Accolto tra i partigiani, Silvio Apolloni “Leo” entrò a far parte della pattuglia comandata da “Pino” (Clemente Lampioni) e nel mese di marzo partecipò alla missione assegnata a quella pattuglia che aveva come scopo verificare la possibilità di minare la ferrovia Verona-Brennero nella Valle d’Adige. Partirono dalla base di Durlo e dopo aver attraversato tutta la Lessinia, scesero in Val d’Adige all’altezza di Brentino (Madonna della Corona). Posero dell’esplosivo sui binari, ma con poco successo: era la prima volta. Mostrarono però che l’operazione era possibile e così, circa due mesi dopo, e cioè il 23 maggio ’44, un’altra pattuglia scese in Val d’Adige all’altezza di Ala presso Rovereto, piazzò l’esplosivo sui binari, che scoppiò al passaggio di un treno, carico di soldati. Radio Londra parlò di 450 morti.
“Leo” divenne capo pattuglia e il suo amico “Patata” ricorda che egli spesso si recava in pianura a procurare armi e ad arruolare combattenti. Alla fine di marzo però, contro i partigiani di Marana-Durlo, i fascisti sferrarono un nuovo rastrellamento, anche stavolta molto agguerrito (300 uomini) ma altrettanto inutile perché non riuscirono a prendere nessun partigiano. Infatti il comandante dei partigiani , n.b. “Giani”, dispose che tutte le pattuglie si disperdessero e ordinò una temporanea smobilitazione.
Fu durante il ritorno verso i monti che il 28 marzo 1944 “Leo” fu sorpreso ed arrestato dalla polizia fascista di Monte di Malo. Aveva con sé una vecchia pistola, nemmeno funzionante.
Fu trascinato a Vicenza e rinchiuso nel carcere di San Biagio.
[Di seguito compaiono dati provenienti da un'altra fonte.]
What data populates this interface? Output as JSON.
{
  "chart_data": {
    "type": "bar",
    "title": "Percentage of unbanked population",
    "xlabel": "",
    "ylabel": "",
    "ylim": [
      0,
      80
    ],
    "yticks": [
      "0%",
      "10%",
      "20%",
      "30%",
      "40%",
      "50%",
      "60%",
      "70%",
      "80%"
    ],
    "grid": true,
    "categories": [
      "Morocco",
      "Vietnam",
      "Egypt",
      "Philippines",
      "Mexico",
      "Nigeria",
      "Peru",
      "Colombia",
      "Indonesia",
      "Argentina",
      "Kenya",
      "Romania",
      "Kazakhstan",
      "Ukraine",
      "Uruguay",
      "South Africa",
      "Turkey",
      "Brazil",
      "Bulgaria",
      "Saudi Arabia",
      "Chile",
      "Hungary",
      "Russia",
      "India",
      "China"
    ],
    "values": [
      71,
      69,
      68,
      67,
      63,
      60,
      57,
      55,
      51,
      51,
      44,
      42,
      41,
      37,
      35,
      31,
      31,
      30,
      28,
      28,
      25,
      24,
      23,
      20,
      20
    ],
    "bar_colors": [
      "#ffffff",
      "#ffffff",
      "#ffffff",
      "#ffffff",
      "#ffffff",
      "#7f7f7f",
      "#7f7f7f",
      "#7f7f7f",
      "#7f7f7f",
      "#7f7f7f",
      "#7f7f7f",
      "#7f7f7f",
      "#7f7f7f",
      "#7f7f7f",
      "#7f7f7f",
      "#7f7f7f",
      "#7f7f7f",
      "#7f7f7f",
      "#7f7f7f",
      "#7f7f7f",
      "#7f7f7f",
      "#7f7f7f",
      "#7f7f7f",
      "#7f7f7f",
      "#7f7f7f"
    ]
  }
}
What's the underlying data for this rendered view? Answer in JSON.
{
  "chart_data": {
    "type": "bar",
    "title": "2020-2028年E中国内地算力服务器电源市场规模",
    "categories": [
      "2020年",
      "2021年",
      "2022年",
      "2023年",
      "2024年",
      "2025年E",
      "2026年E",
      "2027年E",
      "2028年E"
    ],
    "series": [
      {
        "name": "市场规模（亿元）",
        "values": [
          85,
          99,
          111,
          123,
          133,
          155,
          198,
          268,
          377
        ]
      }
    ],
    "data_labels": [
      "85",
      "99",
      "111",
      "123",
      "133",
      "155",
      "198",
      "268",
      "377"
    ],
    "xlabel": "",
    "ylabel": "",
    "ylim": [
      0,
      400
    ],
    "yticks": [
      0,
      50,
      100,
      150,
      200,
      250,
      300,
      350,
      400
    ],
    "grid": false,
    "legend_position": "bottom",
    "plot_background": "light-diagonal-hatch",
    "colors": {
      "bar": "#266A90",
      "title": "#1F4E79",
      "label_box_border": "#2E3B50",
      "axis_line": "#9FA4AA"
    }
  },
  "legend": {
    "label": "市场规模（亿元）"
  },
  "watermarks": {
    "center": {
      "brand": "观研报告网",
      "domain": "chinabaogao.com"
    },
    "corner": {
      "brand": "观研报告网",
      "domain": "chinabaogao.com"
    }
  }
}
Di fronte all’intensificarsi della lotta partigiana e al pressoché fallimento dei bandi di arruolamento i fascisti decisero ad un certo punto di sacrificare quel prigioniero per dare una lezione al movimento partigiano e lanciare un monito e un esempio per i numerosi vicentini renitenti alla leva. Così imbastirono un processo e lo condannarono a morte con sentenza del 20 aprile. La sua fucilazione avvenne il 22 aprile 1944 e fu preceduta da una macabra messinscena: il giovane partigiano, preceduto dal rullo dei tamburi, fu prelevato dal carcere e fatto percorrere le vie della città fino al poligono di tiro, sulla strada Marosticana. Invano egli chiedeva ai suoi aguzzini di poter vedere la madre prima di essere fucilato.
Silvio Apolloni fu il primo partigiano caduto per la libertà del gruppo che, partendo dalla ventina di uomini di Malga Campetto, per la grande adesione di giovani uomini e donne alla Resistenza, diventò il 17 maggio 1944 la XXX Brigata Garibaldina “Garemi”. A Silvio Apolloni fu dedicato un battaglione che operò nella Val Leogra. La “Garemi” fu la formazione che portò la lotta armata in una vasta zona che va dal lago di Garda al fiume Brenta e dal Basso Vicentino al Trentino e che arrivò a contare oltre 10.000 tra partigiani e patrioti, uomini e donne, e oltre 750 caduti.
A Silvio Apolloni la città di Vicenza ha dedicato un busto in Via Santa Lucia posto nei pressi della sua abitazione sopra un porticato.